Myopia, commonly called shortsightedness, is a condition in which light is focused in front of the retina due to the eyes becoming larger, resulting in blurred vision. Shortsighted people can often see reasonably clearly at short distances, but will not be able to see distant objects clearly.
There is currently no cure for myopia, but spectacles, contact lenses and refractive surgery can all provide good distance vision for people with myopia.
Shortsighted people have difficulty in seeing distant objects clearly. They find it hard to read road signs and scoreboards and to play ball games. Recognizing people in the distance may be a problem for many shortsighted people. Often a person will not realize that they cannot see clearly but an eye examination by an optometrist will reveal the problem.
A complete eye test is the only sure way of determining whether your child’s vision is normal. Some clues to myopia in a child are:
- screwing up eyes to see distant objects;
- difficulty reading the blackboard at school;
- poor posture while reading; and
- lack of interest in playing outdoor games.

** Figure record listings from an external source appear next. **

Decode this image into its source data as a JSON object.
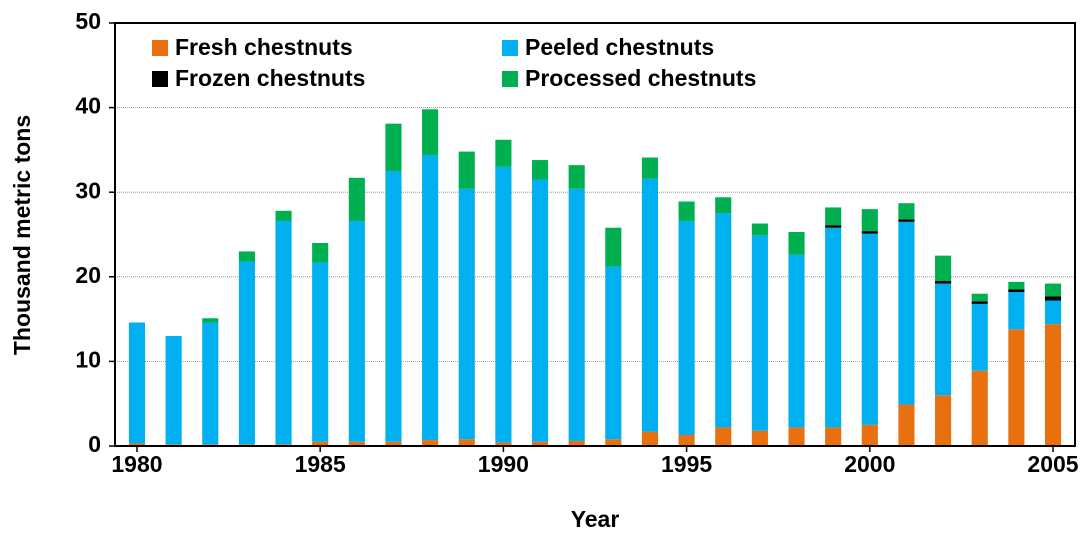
{
  "chart_data": {
    "type": "bar",
    "stacked": true,
    "x_label": "Year",
    "y_label": "Thousand metric tons",
    "x": [
      1980,
      1981,
      1982,
      1983,
      1984,
      1985,
      1986,
      1987,
      1988,
      1989,
      1990,
      1991,
      1992,
      1993,
      1994,
      1995,
      1996,
      1997,
      1998,
      1999,
      2000,
      2001,
      2002,
      2003,
      2004,
      2005
    ],
    "xlim": [
      1979.4,
      2005.6
    ],
    "xticks": [
      1980,
      1985,
      1990,
      1995,
      2000,
      2005
    ],
    "ylim": [
      0,
      50
    ],
    "yticks": [
      0,
      10,
      20,
      30,
      40,
      50
    ],
    "grid": true,
    "legend": "upper left",
    "series": [
      {
        "name": "Fresh chestnuts",
        "color": "#e8700f",
        "values": [
          0.3,
          0.2,
          0.2,
          0.2,
          0.2,
          0.5,
          0.5,
          0.5,
          0.7,
          0.8,
          0.4,
          0.5,
          0.6,
          0.8,
          1.7,
          1.3,
          2.2,
          1.8,
          2.2,
          2.2,
          2.5,
          4.9,
          6.0,
          8.9,
          13.8,
          14.4
        ]
      },
      {
        "name": "Peeled chestnuts",
        "color": "#00b0f0",
        "values": [
          14.3,
          12.8,
          14.4,
          21.6,
          26.4,
          21.2,
          26.1,
          32.0,
          33.7,
          29.6,
          32.6,
          31.0,
          29.8,
          20.4,
          29.9,
          25.3,
          25.3,
          23.1,
          20.4,
          23.6,
          22.6,
          21.6,
          13.2,
          7.9,
          4.4,
          2.8
        ]
      },
      {
        "name": "Frozen chestnuts",
        "color": "#000000",
        "values": [
          0,
          0,
          0,
          0,
          0,
          0,
          0,
          0,
          0,
          0,
          0,
          0,
          0,
          0,
          0,
          0,
          0,
          0,
          0,
          0.3,
          0.3,
          0.3,
          0.3,
          0.3,
          0.3,
          0.5
        ]
      },
      {
        "name": "Processed chestnuts",
        "color": "#00b050",
        "values": [
          0,
          0,
          0.5,
          1.2,
          1.2,
          2.3,
          5.1,
          5.6,
          5.4,
          4.4,
          3.2,
          2.3,
          2.8,
          4.6,
          2.5,
          2.3,
          1.9,
          1.4,
          2.7,
          2.1,
          2.6,
          1.9,
          3.0,
          0.9,
          0.9,
          1.5
        ]
      }
    ]
  }
}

Research shows the modern lifestyle plays a role! Kids who spend more time on close work (such as reading, i-pads, computer games) and less time outside are more likely to become myopic. Genetics also plays a role – kids with one short sighted parent are 30% more likely to become myopic, this jumps to 60% if both parents are shortsighted.
Luckily, research is showing there are strategies to slow or prevent the progression of myopia. What is the risk of my child’s Myopia increasing?
Despite ongoing research, a cure for myopia has not yet been found. Properly prescribed spectacles or contact lenses will enable a person with myopia to see clearly. Laser surgery to reshape the front surface of the eye can also help some people with myopia. Your optometrist can advise you about the latest developments and whether they would be suitable for you.
Children can start becoming myopic from as young as five or six years of age. Conventional spectacle lenses and contact lenses do not have any effect on the progression of Myopia however, there is now good evidence to indicate that myopia progression can be slowed and reduced significantly by the use of specialized spectacle and contact lens designs as well as the use of certain pharmaceutical drops. (See our page on Myopia Control for more information)
It is a very common condition.
Myopia is becoming more common in children, with the prevalence among Australian 12 year olds doubling in 6 years. About 20-25 per cent of the Australian population is shortsighted. In some Asian countries it is as high as 80-90 percent. Usually myopia begins to develop in childhood and may progress over the following years. Unfortunately, myopic changes are permanent (the eye can’t shrink!) and in turn can increase the life-time risk of sight-threatening conditions such as glaucoma, retinal detachment, cataracts and myopic macular degeneration.